L'article 117, sur le logement intergénérationnel, notifie l’absence de lien de subordination entre le jeune de moins de 30 ans et la personne âgée à qui il rend parfois des menus services : il est clairement stipulé que le contrat de bail intergénérationnel "ne relève pas du code du travail" et "organise une collaboration exclusive de tout lien de subordination entre les cocontractants".
L'article 128 clarifie le cadre juridique de la colocation dans le logement social, ce qui pourrait bien développer cette pratique déjà possible mais peu usitée.
"Certaines villes refusent de céder du foncier pour y faire du logement étudiant"
À noter également, concernant l’investissement des particuliers dans les résidences services pour étudiants, que les députés viennent de prolonger pour trois ans le dispositif fiscal Censi-Bouvard dans le cadre de la discussion du projet de loi de finances pour 2019, "afin de donner de la lisibilité aux acteurs", explique Julien Denormandie (dans les précédentes lois de finances, il était prolongé d'une année sur l'autre).
Plus globalement, pour construire plus de logements étudiants, les ministres en appellent aussi à une prise de conscience des élus locaux : "Certaines villes refusent de céder du foncier pour y faire du logement étudiant", regrette Frédérique Vidal. Il est donc nécessaire "que ces villes prennent davantage en considération cette question", ajoute-t-elle.

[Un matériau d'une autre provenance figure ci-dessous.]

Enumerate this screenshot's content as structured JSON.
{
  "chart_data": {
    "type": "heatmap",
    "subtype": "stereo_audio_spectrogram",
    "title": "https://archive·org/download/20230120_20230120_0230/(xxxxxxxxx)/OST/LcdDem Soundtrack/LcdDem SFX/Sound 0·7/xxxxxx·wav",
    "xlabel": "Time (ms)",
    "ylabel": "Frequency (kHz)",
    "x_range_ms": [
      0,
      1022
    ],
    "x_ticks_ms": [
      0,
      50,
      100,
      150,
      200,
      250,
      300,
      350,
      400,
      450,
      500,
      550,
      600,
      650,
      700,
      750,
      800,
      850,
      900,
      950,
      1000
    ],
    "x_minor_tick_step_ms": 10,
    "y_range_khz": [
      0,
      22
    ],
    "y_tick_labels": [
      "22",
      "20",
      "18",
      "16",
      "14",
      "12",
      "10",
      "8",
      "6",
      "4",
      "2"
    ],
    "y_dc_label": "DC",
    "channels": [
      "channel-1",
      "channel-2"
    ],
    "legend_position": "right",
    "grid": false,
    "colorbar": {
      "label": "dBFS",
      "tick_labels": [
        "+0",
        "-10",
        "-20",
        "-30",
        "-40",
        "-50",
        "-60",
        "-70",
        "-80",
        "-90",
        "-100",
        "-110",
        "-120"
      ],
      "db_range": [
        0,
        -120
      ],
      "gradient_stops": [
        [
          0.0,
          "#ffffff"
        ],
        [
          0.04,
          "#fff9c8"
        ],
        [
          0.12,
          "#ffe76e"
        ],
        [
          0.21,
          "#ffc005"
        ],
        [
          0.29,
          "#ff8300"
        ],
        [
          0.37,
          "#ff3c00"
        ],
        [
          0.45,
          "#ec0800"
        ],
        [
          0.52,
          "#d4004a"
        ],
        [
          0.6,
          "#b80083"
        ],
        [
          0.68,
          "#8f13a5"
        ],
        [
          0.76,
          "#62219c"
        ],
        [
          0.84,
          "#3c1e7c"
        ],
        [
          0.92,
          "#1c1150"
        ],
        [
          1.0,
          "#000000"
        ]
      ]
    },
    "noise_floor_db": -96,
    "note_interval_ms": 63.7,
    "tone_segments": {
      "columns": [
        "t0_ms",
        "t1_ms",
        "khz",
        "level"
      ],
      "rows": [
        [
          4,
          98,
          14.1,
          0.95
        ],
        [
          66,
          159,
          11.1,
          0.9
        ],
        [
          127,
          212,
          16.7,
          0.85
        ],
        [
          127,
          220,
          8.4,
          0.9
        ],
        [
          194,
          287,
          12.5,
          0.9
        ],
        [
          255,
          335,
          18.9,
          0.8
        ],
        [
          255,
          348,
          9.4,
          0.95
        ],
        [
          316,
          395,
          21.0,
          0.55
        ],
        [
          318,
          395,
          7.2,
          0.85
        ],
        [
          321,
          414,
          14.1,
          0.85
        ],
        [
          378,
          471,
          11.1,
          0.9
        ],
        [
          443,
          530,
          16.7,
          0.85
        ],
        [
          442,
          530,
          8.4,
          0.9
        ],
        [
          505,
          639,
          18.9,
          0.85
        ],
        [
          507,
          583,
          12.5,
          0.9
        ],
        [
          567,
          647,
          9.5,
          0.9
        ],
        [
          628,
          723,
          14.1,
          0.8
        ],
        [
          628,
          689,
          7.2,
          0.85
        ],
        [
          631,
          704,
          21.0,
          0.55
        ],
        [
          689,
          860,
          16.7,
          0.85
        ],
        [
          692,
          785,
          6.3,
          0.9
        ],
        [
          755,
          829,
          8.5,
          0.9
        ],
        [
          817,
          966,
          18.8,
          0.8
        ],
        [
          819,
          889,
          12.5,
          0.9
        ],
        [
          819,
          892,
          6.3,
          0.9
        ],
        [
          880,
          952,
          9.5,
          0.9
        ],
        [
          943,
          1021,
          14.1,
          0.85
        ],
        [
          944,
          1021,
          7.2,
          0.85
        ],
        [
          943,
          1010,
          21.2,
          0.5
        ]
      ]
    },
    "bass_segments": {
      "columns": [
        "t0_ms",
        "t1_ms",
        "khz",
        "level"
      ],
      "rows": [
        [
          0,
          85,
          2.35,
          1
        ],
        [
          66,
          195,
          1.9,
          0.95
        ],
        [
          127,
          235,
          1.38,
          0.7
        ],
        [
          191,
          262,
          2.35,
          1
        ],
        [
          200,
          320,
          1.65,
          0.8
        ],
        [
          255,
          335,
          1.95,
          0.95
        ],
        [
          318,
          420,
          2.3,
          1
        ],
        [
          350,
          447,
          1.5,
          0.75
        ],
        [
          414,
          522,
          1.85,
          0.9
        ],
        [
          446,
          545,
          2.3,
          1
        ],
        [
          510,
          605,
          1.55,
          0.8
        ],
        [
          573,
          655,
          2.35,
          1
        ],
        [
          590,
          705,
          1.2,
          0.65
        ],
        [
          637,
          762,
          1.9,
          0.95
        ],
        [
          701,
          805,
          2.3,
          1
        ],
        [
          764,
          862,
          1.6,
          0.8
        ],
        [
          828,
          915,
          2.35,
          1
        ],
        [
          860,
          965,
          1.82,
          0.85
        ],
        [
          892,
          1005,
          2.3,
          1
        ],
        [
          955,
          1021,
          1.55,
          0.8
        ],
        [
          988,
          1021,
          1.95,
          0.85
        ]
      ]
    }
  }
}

Enfin, le gouvernement ne voit pas d’un mauvais œil le développement d’une activité immobilière par les universités pour leurs étudiants, comme le fait Paris-Dauphine. L’université a acquis 55 logements en 2016 à l’Arche de la Défense via sa fondation Paris-Dauphine. Elle a aussi négocié 300 places réservées dans des résidences gérées par des bailleurs sociaux à Paris et en Île-de-France et a créé une filiale dédiée au logement, Dauphine Housing, pour prendre à bail des résidences étudiantes. "Notre objectif est, à terme, d’offrir 1.000 lits pour faire face à un marché immobilier parisien et francilien très tendu" indique Isabelle Huault, présidente de l’université Paris-Dauphine.